Helene fühlte die Wärme, die von Geneviève ausging, belebend und zugleich beruhigend. „Ja, das hat er,“ sagte sie rasch.
„Komm’, Helene, mach’ dich fertig. Du wirst dich gleich wohler fühlen, wenn du drüben bei uns bist.“
„Weisst du, Geneviève, es ist mir ordentlich bange nach deinen Geschwistern.“
Geneviève lachte. „Die Apfelgesichter, hast du früher gesagt ... Weisst du, und dann telephonieren wir Manon, dass sie zu uns kommt.“
„Ihr Papa lässt sie jetzt wohl kaum weg. Aber reizend wäre es.
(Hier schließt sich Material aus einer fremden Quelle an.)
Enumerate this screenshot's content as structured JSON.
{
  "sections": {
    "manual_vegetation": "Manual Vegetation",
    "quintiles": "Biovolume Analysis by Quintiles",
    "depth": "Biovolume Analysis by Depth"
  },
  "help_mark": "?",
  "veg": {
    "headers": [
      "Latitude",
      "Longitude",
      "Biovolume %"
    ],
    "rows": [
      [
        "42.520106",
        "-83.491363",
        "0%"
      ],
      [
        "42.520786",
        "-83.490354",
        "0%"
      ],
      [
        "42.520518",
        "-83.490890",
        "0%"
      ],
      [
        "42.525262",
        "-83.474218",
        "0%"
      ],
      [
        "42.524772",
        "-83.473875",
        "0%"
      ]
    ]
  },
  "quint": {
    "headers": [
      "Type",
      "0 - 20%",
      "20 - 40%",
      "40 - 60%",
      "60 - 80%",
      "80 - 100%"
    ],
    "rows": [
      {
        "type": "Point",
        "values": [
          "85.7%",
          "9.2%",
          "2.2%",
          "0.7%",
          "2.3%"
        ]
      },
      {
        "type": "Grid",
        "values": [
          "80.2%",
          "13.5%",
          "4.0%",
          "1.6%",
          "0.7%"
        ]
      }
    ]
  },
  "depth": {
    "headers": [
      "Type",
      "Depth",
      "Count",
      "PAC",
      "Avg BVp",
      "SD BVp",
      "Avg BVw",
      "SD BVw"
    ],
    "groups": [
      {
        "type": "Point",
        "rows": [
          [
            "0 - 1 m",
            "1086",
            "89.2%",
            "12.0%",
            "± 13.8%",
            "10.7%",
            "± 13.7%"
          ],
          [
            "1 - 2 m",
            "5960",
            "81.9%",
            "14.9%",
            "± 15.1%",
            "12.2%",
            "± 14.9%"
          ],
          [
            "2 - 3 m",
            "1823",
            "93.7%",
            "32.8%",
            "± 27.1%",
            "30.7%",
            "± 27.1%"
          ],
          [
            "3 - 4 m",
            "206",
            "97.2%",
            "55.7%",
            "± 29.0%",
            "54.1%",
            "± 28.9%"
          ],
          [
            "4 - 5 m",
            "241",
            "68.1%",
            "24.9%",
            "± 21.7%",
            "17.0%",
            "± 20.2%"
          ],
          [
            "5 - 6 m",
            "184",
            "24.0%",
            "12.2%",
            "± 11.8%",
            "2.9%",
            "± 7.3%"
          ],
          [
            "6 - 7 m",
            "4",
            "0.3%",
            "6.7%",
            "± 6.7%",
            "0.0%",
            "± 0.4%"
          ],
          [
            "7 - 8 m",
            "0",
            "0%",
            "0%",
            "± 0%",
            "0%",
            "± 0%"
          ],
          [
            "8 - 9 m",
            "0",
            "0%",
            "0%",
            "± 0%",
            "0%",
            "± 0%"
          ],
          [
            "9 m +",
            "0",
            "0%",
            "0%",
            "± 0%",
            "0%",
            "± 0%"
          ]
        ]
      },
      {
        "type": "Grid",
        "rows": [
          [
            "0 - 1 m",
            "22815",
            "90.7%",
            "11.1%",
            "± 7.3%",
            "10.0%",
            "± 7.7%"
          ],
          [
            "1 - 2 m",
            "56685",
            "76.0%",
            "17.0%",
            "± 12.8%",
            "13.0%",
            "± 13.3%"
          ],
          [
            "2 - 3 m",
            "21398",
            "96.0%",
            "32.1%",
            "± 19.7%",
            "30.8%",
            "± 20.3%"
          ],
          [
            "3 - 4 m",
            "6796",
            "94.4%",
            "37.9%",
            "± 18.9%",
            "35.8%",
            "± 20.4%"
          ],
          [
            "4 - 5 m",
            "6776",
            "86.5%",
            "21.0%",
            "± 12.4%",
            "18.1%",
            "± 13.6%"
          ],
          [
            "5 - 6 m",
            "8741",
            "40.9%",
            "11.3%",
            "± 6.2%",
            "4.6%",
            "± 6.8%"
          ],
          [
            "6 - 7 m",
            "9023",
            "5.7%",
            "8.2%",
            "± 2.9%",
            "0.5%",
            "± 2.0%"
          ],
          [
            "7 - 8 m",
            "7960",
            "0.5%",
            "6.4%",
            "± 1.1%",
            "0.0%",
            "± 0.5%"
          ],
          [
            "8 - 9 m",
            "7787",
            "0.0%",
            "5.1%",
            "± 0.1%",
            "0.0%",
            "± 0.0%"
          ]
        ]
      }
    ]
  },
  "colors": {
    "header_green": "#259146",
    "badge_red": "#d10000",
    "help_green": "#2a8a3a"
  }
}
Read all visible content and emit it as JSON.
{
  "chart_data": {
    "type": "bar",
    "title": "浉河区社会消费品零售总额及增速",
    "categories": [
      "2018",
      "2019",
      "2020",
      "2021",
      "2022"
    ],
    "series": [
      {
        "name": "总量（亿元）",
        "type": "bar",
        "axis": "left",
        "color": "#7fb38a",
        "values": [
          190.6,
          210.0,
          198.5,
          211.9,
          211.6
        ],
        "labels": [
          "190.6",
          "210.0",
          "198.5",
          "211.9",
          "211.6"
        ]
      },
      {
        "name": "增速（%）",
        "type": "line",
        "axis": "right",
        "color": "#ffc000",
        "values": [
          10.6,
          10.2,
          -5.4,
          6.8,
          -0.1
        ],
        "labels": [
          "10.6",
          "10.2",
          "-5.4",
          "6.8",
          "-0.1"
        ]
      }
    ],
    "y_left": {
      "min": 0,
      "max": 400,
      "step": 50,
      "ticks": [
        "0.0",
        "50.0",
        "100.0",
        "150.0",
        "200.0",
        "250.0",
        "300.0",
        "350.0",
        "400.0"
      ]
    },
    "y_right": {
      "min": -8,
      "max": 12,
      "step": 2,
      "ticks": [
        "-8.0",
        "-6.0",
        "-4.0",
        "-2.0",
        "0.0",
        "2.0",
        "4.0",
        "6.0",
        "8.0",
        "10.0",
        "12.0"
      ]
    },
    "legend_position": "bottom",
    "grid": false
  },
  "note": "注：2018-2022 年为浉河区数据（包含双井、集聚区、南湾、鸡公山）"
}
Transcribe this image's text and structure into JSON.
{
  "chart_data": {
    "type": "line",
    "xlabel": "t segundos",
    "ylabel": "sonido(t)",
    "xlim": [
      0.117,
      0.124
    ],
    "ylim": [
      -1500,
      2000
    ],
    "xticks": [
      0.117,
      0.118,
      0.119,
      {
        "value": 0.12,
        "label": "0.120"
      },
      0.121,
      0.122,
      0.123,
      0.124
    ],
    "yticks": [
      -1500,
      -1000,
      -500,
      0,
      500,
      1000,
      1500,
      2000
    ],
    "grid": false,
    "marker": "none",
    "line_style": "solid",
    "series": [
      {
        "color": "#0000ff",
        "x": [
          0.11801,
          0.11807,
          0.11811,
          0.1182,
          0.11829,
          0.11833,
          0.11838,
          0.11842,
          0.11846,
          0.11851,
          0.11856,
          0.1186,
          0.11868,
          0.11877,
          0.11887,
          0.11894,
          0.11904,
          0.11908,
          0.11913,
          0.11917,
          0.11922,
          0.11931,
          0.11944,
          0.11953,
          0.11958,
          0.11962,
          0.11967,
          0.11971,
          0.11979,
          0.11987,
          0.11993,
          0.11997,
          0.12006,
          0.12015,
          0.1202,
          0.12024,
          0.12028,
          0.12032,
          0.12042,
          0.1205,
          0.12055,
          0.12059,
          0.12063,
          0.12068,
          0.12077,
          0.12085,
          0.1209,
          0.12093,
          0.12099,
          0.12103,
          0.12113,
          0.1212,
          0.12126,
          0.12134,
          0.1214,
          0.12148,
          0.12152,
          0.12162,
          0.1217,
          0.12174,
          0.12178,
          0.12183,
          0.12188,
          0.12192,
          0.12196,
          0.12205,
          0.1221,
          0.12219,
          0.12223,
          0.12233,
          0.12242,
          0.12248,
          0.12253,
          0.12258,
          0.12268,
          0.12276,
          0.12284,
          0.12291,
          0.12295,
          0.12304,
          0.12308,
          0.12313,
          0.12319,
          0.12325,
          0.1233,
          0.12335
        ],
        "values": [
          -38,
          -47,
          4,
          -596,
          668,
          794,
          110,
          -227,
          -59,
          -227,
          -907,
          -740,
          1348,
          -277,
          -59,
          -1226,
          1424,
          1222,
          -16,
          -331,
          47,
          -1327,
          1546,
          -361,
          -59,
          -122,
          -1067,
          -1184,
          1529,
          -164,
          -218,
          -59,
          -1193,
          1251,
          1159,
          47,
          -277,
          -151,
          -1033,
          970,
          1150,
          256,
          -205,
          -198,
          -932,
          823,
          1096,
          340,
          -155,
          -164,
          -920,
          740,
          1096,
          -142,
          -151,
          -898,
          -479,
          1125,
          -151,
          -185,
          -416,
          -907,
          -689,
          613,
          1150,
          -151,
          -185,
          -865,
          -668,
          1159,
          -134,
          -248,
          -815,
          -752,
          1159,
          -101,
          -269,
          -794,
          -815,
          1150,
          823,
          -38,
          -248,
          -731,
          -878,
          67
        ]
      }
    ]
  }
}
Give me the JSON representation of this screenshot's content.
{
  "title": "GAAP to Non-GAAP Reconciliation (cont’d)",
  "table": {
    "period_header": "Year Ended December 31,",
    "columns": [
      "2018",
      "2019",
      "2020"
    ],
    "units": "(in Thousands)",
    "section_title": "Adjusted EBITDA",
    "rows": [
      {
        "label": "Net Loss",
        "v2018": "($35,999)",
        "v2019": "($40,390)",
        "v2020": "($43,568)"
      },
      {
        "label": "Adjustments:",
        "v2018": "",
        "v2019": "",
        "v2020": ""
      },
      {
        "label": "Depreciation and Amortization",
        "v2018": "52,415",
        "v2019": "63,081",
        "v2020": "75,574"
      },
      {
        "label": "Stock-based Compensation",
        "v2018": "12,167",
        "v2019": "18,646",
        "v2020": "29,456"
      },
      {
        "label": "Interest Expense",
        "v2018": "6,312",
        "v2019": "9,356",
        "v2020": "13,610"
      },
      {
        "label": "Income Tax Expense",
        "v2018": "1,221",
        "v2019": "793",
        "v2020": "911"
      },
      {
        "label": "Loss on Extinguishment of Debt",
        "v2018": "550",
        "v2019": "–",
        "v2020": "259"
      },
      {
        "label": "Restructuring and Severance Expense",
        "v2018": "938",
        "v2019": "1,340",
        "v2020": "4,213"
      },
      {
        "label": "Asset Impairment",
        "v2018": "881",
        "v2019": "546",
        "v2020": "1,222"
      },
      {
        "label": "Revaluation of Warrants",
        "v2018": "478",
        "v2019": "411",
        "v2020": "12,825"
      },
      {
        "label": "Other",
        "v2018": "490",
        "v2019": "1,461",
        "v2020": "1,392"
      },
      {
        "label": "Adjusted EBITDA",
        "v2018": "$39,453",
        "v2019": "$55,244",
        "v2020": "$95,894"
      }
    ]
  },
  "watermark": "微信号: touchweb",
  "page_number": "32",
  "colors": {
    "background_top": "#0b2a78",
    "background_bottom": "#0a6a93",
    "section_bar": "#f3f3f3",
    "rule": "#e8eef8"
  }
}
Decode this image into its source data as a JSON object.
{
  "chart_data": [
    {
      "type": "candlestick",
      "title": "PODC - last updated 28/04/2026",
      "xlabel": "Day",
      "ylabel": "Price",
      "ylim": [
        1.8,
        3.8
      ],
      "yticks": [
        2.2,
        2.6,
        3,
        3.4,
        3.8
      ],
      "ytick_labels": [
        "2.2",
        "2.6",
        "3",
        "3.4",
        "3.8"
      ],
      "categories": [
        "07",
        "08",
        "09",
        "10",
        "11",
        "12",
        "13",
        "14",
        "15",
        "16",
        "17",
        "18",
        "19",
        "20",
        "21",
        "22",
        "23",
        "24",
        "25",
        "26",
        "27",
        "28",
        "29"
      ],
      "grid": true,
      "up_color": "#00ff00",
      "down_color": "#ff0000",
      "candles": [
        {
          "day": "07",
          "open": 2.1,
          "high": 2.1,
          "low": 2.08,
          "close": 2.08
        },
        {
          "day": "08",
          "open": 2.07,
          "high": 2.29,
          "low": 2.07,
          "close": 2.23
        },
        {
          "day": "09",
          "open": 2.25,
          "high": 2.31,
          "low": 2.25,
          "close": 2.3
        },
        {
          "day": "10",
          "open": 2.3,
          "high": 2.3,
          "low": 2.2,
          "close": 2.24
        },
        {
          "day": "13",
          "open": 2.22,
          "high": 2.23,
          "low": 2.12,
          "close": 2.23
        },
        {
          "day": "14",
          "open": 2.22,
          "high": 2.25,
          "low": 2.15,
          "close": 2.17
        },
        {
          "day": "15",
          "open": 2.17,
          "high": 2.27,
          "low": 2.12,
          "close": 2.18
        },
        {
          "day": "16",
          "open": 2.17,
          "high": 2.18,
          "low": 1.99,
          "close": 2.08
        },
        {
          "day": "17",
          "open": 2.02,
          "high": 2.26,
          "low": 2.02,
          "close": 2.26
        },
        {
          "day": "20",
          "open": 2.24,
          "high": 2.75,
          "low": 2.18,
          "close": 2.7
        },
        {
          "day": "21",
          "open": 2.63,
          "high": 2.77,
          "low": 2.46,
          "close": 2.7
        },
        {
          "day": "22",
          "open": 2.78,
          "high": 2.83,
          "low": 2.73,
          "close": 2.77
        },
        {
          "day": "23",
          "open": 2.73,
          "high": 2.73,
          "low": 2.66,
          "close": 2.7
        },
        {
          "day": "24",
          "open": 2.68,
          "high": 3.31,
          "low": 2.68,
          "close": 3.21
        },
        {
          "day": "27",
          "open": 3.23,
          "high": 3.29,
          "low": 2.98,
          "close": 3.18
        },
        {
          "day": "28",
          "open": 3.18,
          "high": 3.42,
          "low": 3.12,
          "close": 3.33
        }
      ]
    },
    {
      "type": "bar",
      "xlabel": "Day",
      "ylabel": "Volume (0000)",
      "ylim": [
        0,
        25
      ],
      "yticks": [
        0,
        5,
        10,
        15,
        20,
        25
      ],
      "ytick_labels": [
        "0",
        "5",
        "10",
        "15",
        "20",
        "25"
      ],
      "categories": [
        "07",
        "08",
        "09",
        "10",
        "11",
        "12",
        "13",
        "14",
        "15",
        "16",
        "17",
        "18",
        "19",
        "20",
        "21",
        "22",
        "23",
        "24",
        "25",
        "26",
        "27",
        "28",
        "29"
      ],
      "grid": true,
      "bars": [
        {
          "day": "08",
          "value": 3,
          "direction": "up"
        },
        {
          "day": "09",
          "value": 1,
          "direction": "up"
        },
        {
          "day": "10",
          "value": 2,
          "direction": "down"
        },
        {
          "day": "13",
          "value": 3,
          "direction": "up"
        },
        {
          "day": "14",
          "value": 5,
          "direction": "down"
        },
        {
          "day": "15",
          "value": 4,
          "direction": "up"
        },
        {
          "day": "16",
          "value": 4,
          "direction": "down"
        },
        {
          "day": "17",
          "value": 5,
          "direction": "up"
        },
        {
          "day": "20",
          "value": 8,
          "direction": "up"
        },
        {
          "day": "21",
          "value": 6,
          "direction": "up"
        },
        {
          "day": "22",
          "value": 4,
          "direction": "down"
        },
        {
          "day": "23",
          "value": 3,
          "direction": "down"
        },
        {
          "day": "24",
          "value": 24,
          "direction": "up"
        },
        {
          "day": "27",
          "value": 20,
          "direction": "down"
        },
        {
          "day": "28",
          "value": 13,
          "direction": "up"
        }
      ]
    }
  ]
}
Dann versetzen wir uns im Geist wieder nach Dinant. Gelt?“
„Damals ist mir’s aber immer ziemlich schlecht bei euch ergangen.“
„Nun ja, du warst doch ein Baby gegen uns.“
Genevièves Blicke glitten bewundernd über die schlanke Pariser Gestalt der Pensionsfreundin. Mit ihren braunen Augen, braunen Haaren, tiefdunkeln und langen Wimpern, die wie ein Schleier wirkten, mit der geschwungenen Nase, dem lebhaften Mienenspiel, mit ihrer ganzen überlegenen und doch geschmeidigen Art hatte Helene tatsächlich etwas von einer Pariserin, was in Genevièves Meinung das höchste Lob darstellte. Sie kam sich recht unansehnlich neben ihr vor.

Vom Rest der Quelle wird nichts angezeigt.